Le second quinquennat d'Emmanuel Macron déraille à l'Assemblée

  • Au lendemain de la réélection d'Emmanuel Macron, le 24 avril, la voie paraissait pourtant toute tracée: comme à chaque fois, les législatives devaient mécaniquement reconduire, voire amplifier, le score de la présidentielle
  • «C'est le marasme», résume une conseillère de l'exécutif. «Le truc que l'on n'a pas vu venir, c'est d'être en-dessous de 260 sièges, tout comme la percée du Rassemblement national», dit-elle

PARIS: "On entre dans une période inédite et inconnue": en perdant sa majorité absolue, Emmanuel Macron paie ses erreurs stratégiques de campagne et voit son second quinquennat dérailler dès le premier tournant.

"Il n'y a pas de contrat de gouvernement qui est prêt à être passé" avec LR, seul groupe considéré comme pouvant passer un accord avec Ensemble! pour dégager une majorité absolue, avertit Jean-Daniel Lévy, directeur délégué de l'institut Harris Interactive, dans une interview à l'AFPTV, anticipant au mieux des "accords au cas par cas".

"On ne connaît pas encore aujourd'hui ce que sera l'exécutif, la tête de l'exécutif, (si) Elisabeth Borne, va rester ou pas Première ministre", pointe-t-il.

Au lendemain de la réélection d'Emmanuel Macron, le 24 avril, la voie paraissait pourtant toute tracée: comme à chaque fois, les législatives devaient mécaniquement reconduire, voire amplifier, le score de la présidentielle.

Soucieux d'imprimer sa marquer avec ce second mandat, Emmanuel Macron promettait déjà d'être un "homme nouveau" pour un quinquennat "nouveau", en s'appuyant sur une "nouvelle" méthode de concertation.

Une promesse qui vire à l'obligation: "l'hyperprésident" du premier quinquennat Macron va devoir s'accoutumer à une culture de compromis avec des majorités changeantes.

"C'est le marasme", résume une conseillère de l'exécutif. "Le truc que l'on n'a pas vu venir, c'est d'être en-dessous de 260 sièges, tout comme la percée du Rassemblement national", dit-elle.

France: Macron contraint de tirer les leçons de son échec

Campagne ratée, usage systématique de la carte de la peur des "extrêmes": les erreurs tactiques commises par Emmanuel Macron et son camp aux législatives, combinées à l'usure du pouvoir, lui coûtent la majorité parlementaire et le forcent à un remaniement gouvernemental délicat.

Bien loin de la figure du tacticien de 2017 qui avait réussi à se faire élire en siphonnant gauche et droite modérée par le centre, Emmanuel Macron, usé par cinq ans de pouvoir et le sentiment de défiance que sa politique a inspiré à certains électeurs, a commis plusieurs erreurs tactiques, selon des spécialistes.

D'abord, il a organisé le scrutin trop tard pour pleinement exploiter la dynamique de sa réélection le 24 avril: "une campagne de sept semaines, ce n'était pas du tout raisonnable, on sait qu'on perd alors entre 15 et 20 députés par semaine quand on est au gouvernement", explique Étienne Ollion, sociologue et chercheur au Centre national de la recherche scientifique (CNRS).

Dominique Rousseau, professeur de droit constitutionnel à l'Université Paris 1 Panthéon-Sorbonne, diagnostique également "une perte d'autorité qui repose sur une erreur stratégique: avoir fixé très loin du second tour de l'élection présidentielle les élections législatives".

Par ailleurs, largement accaparé par la guerre en Ukraine, il ne s'est guère impliqué dans la campagne. Sur les cinq jours de campagne active entre les deux tours, il en a passé trois à l'étranger.
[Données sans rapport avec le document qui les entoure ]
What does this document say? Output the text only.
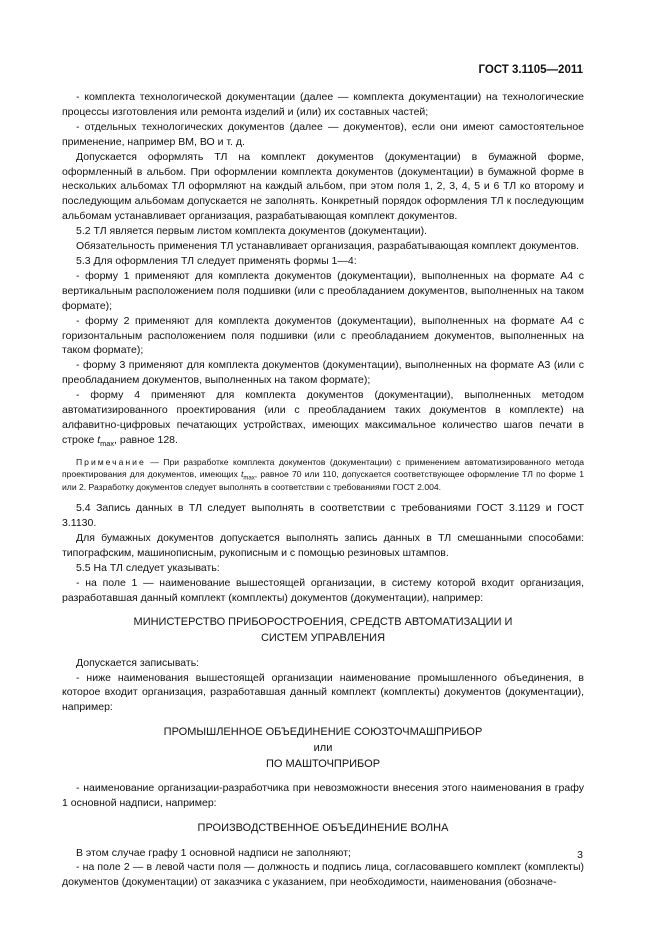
ГОСТ 3.1105—2011

- комплекта технологической документации (далее — комплекта документации) на технологические процессы изготовления или ремонта изделий и (или) их составных частей;

- отдельных технологических документов (далее — документов), если они имеют самостоятельное применение, например ВМ, ВО и т. д.

Допускается оформлять ТЛ на комплект документов (документации) в бумажной форме, оформленный в альбом. При оформлении комплекта документов (документации) в бумажной форме в нескольких альбомах ТЛ оформляют на каждый альбом, при этом поля 1, 2, 3, 4, 5 и 6 ТЛ ко второму и последующим альбомам допускается не заполнять. Конкретный порядок оформления ТЛ к последующим альбомам устанавливает организация, разрабатывающая комплект документов.

5.2 ТЛ является первым листом комплекта документов (документации).

Обязательность применения ТЛ устанавливает организация, разрабатывающая комплект документов.

5.3 Для оформления ТЛ следует применять формы 1—4:

- форму 1 применяют для комплекта документов (документации), выполненных на формате А4 с вертикальным расположением поля подшивки (или с преобладанием документов, выполненных на таком формате);

- форму 2 применяют для комплекта документов (документации), выполненных на формате А4 с горизонтальным расположением поля подшивки (или с преобладанием документов, выполненных на таком формате);

- форму 3 применяют для комплекта документов (документации), выполненных на формате А3 (или с преобладанием документов, выполненных на таком формате);

- форму 4 применяют для комплекта документов (документации), выполненных методом автоматизированного проектирования (или с преобладанием таких документов в комплекте) на алфавитно-цифровых печатающих устройствах, имеющих максимальное количество шагов печати в строке $t_{max}$, равное 128.

Примечание — При разработке комплекта документов (документации) с применением автоматизированного метода проектирования для документов, имеющих $t_{max}$, равное 70 или 110, допускается соответствующее оформление ТЛ по форме 1 или 2. Разработку документов следует выполнять в соответствии с требованиями ГОСТ 2.004.

5.4 Запись данных в ТЛ следует выполнять в соответствии с требованиями ГОСТ 3.1129 и ГОСТ 3.1130.

Для бумажных документов допускается выполнять запись данных в ТЛ смешанными способами: типографским, машинописным, рукописным и с помощью резиновых штампов.

5.5 На ТЛ следует указывать:

- на поле 1 — наименование вышестоящей организации, в систему которой входит организация, разработавшая данный комплект (комплекты) документов (документации), например:

МИНИСТЕРСТВО ПРИБОРОСТРОЕНИЯ, СРЕДСТВ АВТОМАТИЗАЦИИ И

СИСТЕМ УПРАВЛЕНИЯ

Допускается записывать:

- ниже наименования вышестоящей организации наименование промышленного объединения, в которое входит организация, разработавшая данный комплект (комплекты) документов (документации), например:

ПРОМЫШЛЕННОЕ ОБЪЕДИНЕНИЕ СОЮЗТОЧМАШПРИБОР

или

ПО МАШТОЧПРИБОР

- наименование организации-разработчика при невозможности внесения этого наименования в графу 1 основной надписи, например:

ПРОИЗВОДСТВЕННОЕ ОБЪЕДИНЕНИЕ ВОЛНА

В этом случае графу 1 основной надписи не заполняют;

- на поле 2 — в левой части поля — должность и подпись лица, согласовавшего комплект (комплекты) документов (документации) от заказчика с указанием, при необходимости, наименования (обозначе-

3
En occupant le centre politique et agitant la menace de la montée des extrêmes s'il n'avait pas de majorité, il a subi un "retour de flamme", selon Gilles Ivaldi, chargé de recherche au CNRS et au Centre de recherches politiques de Sciences Po à Paris (Cevipof).

"Avec sa stratégie d'occuper l'espace central et le vote de rejet contre sa politique, il a laissé s'engouffrer la Nupes à gauche et le RN à droite", a analysé le chercheur sur la radio Franceinfo, en référence à la coalition de gauche Nupes (Nouvelle union popuplaire, écologique et sociale) et au Rassemblement national (RN, extrême droite), les deux grandes forces d'opposition dans la nouvelle Assemblée.

«Jeu dangereux»

"Démonstration est faite que le jeu dangereux qu'il a mené avec les partis extrémistes conduisait à une impasse", conclut dans un éditorial lundi le quotidien L'Opinion, en référence aux appels successifs du chef de l'Etat à la mobilisation contre les "extrêmes", visant le RN à la présidentielle en avril, et la Nupes aux législatives en juin.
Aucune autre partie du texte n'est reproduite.